X-ray photoelectron spectra taken before and after the UV and Rb beam irradiation: (a) the region including Rb 3d and Rb 2p peaks, (b) the O1s peak, and (c) the Fe 2p peak.

To investigate the change in surface composition induced by UV and Rb beam irradiation, we conducted XPS measurements before and after the LIAD measurement, which included \(1.26\times 10^4\) s of UV and Rb irradiation. The areas of the peaks were analyzed by subtracting the background using the Shirley method and fitting the peaks with a Gaussian function. As shown in Fig. 6a, peaks appeared at 113.1, 240.5, and 249.2 eV after the measurement, which were assigned to Rb 3d, Rb 2\(p_{3/2}\), and Rb 2\(p_{1/2}\) states, respectively. The O 1s-derived peak shown in Fig. 6b decreased by 30%, while the sum of Fe \(2p_{1/2}\) and Fe \(2p_{3/2}\)-derived peaks shown in Fig. 6c decreased by 78% after measurement. The emergence of Rb-derived peaks indicate that Rb atoms were deposited on the surface. Ablation of the Fe\(_{3}\)O\(_{4}\) film by UV irradiation is considered not to have occurred because peaks derived from the Mg atoms in the substrate, which would have been seen in the XPS spectra if ablation had occurred, were not observed.

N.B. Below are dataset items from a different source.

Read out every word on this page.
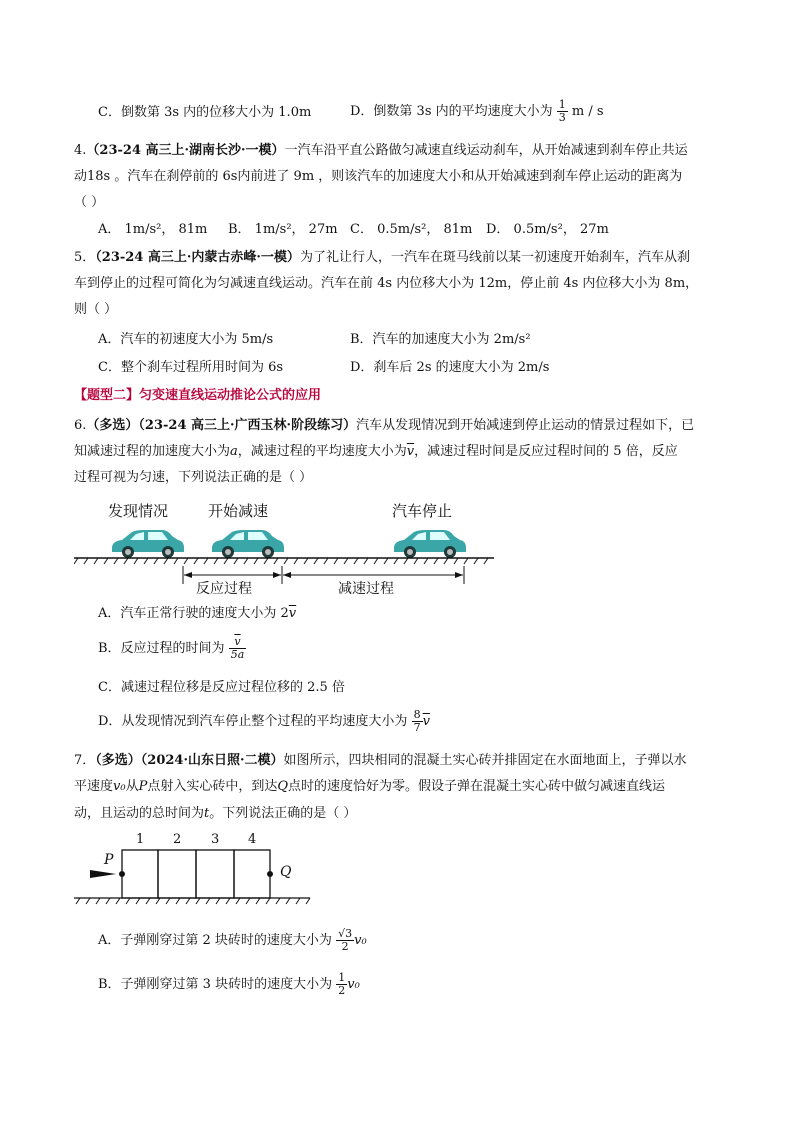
C．倒数第 3s 内的位移大小为 1.0m	D．倒数第 3s 内的平均速度大小为 $\frac{1}{3}$ m / s
4.（23-24 高三上·湖南长沙·一模）一汽车沿平直公路做匀减速直线运动刹车，从开始减速到刹车停止共运
动18s 。汽车在刹停前的 6s内前进了 9m ，则该汽车的加速度大小和从开始减速到刹车停止运动的距离为
（ ）
A． 1m/s²， 81m B． 1m/s²， 27m C． 0.5m/s²， 81m D． 0.5m/s²， 27m
5．（23-24 高三上·内蒙古赤峰·一模）为了礼让行人，一汽车在斑马线前以某一初速度开始刹车，汽车从刹
车到停止的过程可简化为匀减速直线运动。汽车在前 4s 内位移大小为 12m，停止前 4s 内位移大小为 8m，
则（ ）
A．汽车的初速度大小为 5m/s	B．汽车的加速度大小为 2m/s²
C．整个刹车过程所用时间为 6s	D．刹车后 2s 的速度大小为 2m/s
【题型二】匀变速直线运动推论公式的应用
6.（多选）（23-24 高三上·广西玉林·阶段练习）汽车从发现情况到开始减速到停止运动的情景过程如下，已
知减速过程的加速度大小为a，减速过程的平均速度大小为$\overline{v}$，减速过程时间是反应过程时间的 5 倍，反应
过程可视为匀速，下列说法正确的是（ ）
发现情况	开始减速	汽车停止
反应过程	减速过程
A．汽车正常行驶的速度大小为 $2\overline{v}$
B．反应过程的时间为 $\frac{\overline{v}}{5a}$
C．减速过程位移是反应过程位移的 2.5 倍
D．从发现情况到汽车停止整个过程的平均速度大小为 $\frac{8}{7} \overline{v}$
7．（多选）（2024·山东日照·二模）如图所示，四块相同的混凝土实心砖并排固定在水面地面上，子弹以水
平速度v₀从P点射入实心砖中，到达Q点时的速度恰好为零。假设子弹在混凝土实心砖中做匀减速直线运
动，且运动的总时间为t。下列说法正确的是（ ）
1 2 3 4
P
Q
A．子弹刚穿过第 2 块砖时的速度大小为 $\frac{√3}{2} v_0$
B．子弹刚穿过第 3 块砖时的速度大小为 $\frac{1}{2} v_0$
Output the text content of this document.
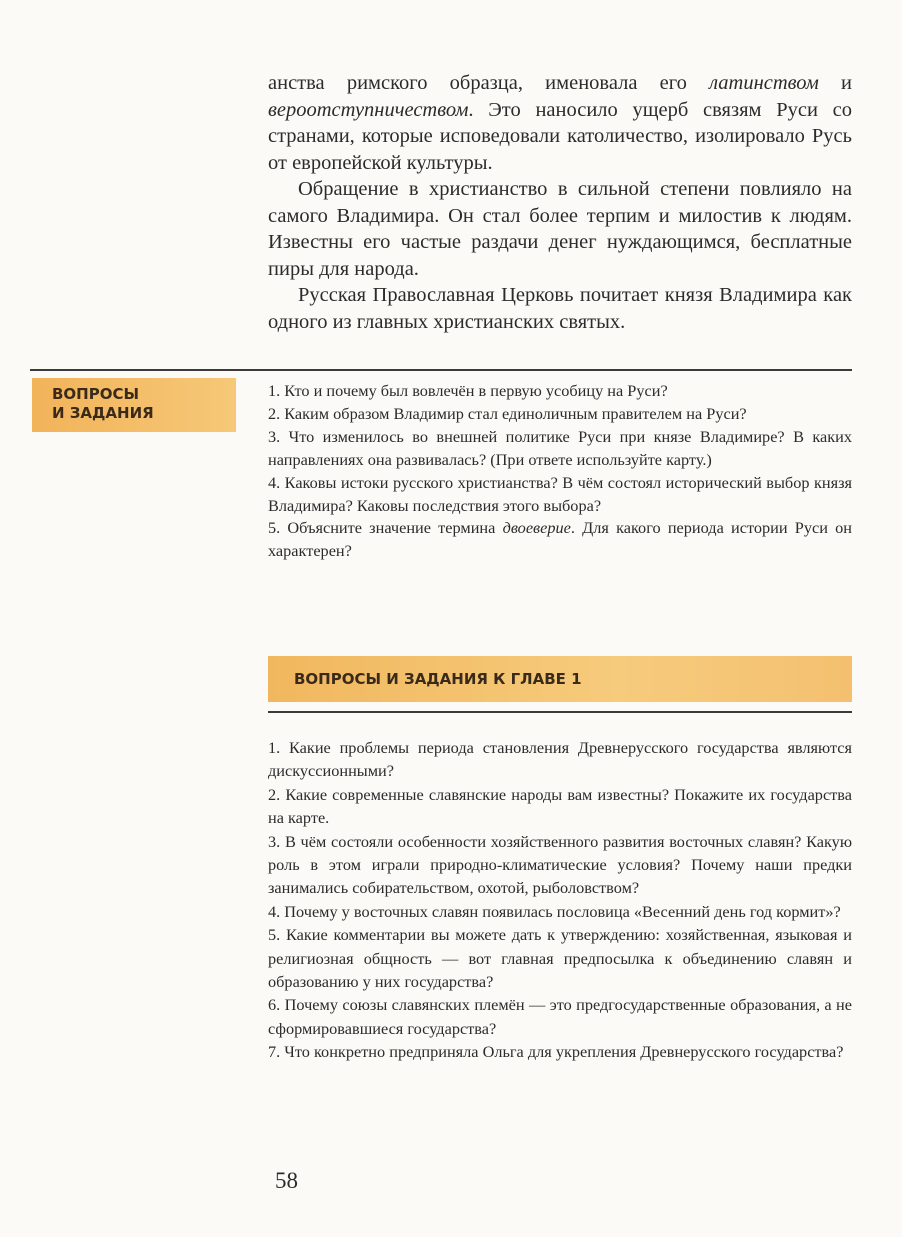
анства римского образца, именовала его латинством и вероотступничеством. Это наносило ущерб связям Руси со странами, которые исповедовали католичество, изолировало Русь от европейской культуры.

Обращение в христианство в сильной степени повлияло на самого Владимира. Он стал более терпим и милостив к людям. Известны его частые раздачи денег нуждающимся, бесплатные пиры для народа.

Русская Православная Церковь почитает князя Владимира как одного из главных христианских святых.

ВОПРОСЫ
И ЗАДАНИЯ
1. Кто и почему был вовлечён в первую усобицу на Руси?
2. Каким образом Владимир стал единоличным правителем на Руси?
3. Что изменилось во внешней политике Руси при князе Владимире? В каких направлениях она развивалась? (При ответе используйте карту.)
4. Каковы истоки русского христианства? В чём состоял исторический выбор князя Владимира? Каковы последствия этого выбора?
5. Объясните значение термина двоеверие. Для какого периода истории Руси он характерен?
ВОПРОСЫ И ЗАДАНИЯ К ГЛАВЕ 1
1. Какие проблемы периода становления Древнерусского государства являются дискуссионными?
2. Какие современные славянские народы вам известны? Покажите их государства на карте.
3. В чём состояли особенности хозяйственного развития восточных славян? Какую роль в этом играли природно-климатические условия? Почему наши предки занимались собирательством, охотой, рыболовством?
4. Почему у восточных славян появилась пословица «Весенний день год кормит»?
5. Какие комментарии вы можете дать к утверждению: хозяйственная, языковая и религиозная общность — вот главная предпосылка к объединению славян и образованию у них государства?
6. Почему союзы славянских племён — это предгосударственные образования, а не сформировавшиеся государства?
7. Что конкретно предприняла Ольга для укрепления Древнерусского государства?
58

This indicates that the decrease in the O- and Fe-derived peaks was due to the deposition of the Rb atoms rather than to ablation. The difference in the decrease in the O and Fe-derived peaks may indicate that some of the oxygen diffused from the substrate to the deposited Rb layer to form an Rb oxide layer. After the irradiation, the O 2p peak shifted to the larger binding energy side by 0.6 eV, and the Fe \(2p_{3/2}\) peak shifted to the lower binding energy side by 1.2 eV. These results indicate that the chemical bonding state of oxygen was modified and Fe atoms were reduced by Rb irradiation³⁴. This supports the idea that the adsorbed Rb atoms strip oxygen atoms from Fe\(_3\)O\(_4\) and become oxidized. We estimated the thickness of Rb oxide layer by assuming that Rb atoms existed on the surface as Rb\(_2\)O, which is the typical form of Rb oxide. After the measurement, the ratio \(\frac{I_{\text{Rb}3d}}{I_{\text{Fe}2p}}\) was 0.49, where \(I_{\text{Rb}3d}\) and \(I_{\text{Fe}2p}\) are the intensities of the Rb 3d and Fe2p-derived peaks, respectively. We assumed that the intensity ratio can be written as

$$\begin{aligned} \frac{I_{\text{Rb}3d}}{I_{\text{Fe}2p}} =\frac{f_{\text{Rb}3d}\int _{0}^{t}\exp \left( -\frac{z}{d_{\text{Rb}3d}}\right) n_ \text{Rb}dz}{f_{\text{Fe}2p}\int _{t}^{\infty }\exp \left( -\frac{z}{d_{\text{Fe}2p}}\right) n_\text{Fe}dz}, \end{aligned}$$

(10)

where t is the thickness of the Rb\(_{2}\)O layer, \(f_{\text{Rb}3d}\) and \(f_{\text{Fe}2p}\) are the atomic sensitivity factors for Rb 3d and Fe 2p-derived peaks, respectively, \(d_{\text{Rb}3d}\) and \(d_{\text{Fe}2p}\) are the probing depth of XPS calculated for the Rb 3d and Fe 2p-derived peaks using Eq. (1), respectively, \(n_\text{Rb}\) is the density of Rb atoms in a Rb\(_{2}\)O crystal, and \(n_\text{Fe}\) is the density of Fe atoms in an Fe\(_{3}\)O\(_{4}\) crystal. Here, \(d_{\text{Rb}3d}=3.6\) nm, \(d_{\text{Fe}2p}=2.7\) nm, \(f_{\text{Rb}3d}=1.542\), \(f_{\text{Fe}2p}\)=2.952 (Ref.²⁸) \(n_\text{Rb}=2.58\times 10^{22}\) cm\(^{-3}\) (Ref. ³⁵) and \(n_\text{Fe}=3.99\times 10^{22}\) cm\(^{-3}\) (Ref. ²⁷). From Eq. (10) and \(\frac{I_{\text{Rb}3d}}{I_{\text{Fe}2p}}=0.49\), we obtained \(t=2.3\) nm. This estimation supports the idea that LIAD occurred only in the high-coverage regime.

Conclusions

LIAD of Rb atoms from an Fe\(_3\)O\(_4\)(001) surface was investigated using a spin-selective optical method. The coverage dependence of the desorption intensity exhibited a threshold at which the LIAD intensity began to increase. The spin polarization of the desorbed atoms was smaller than the detection limit. These indicate that LIAD of Rb from Fe\(_3\)O\(_4\)(001) occurs only in the high-coverage region and does not involve spin transfer.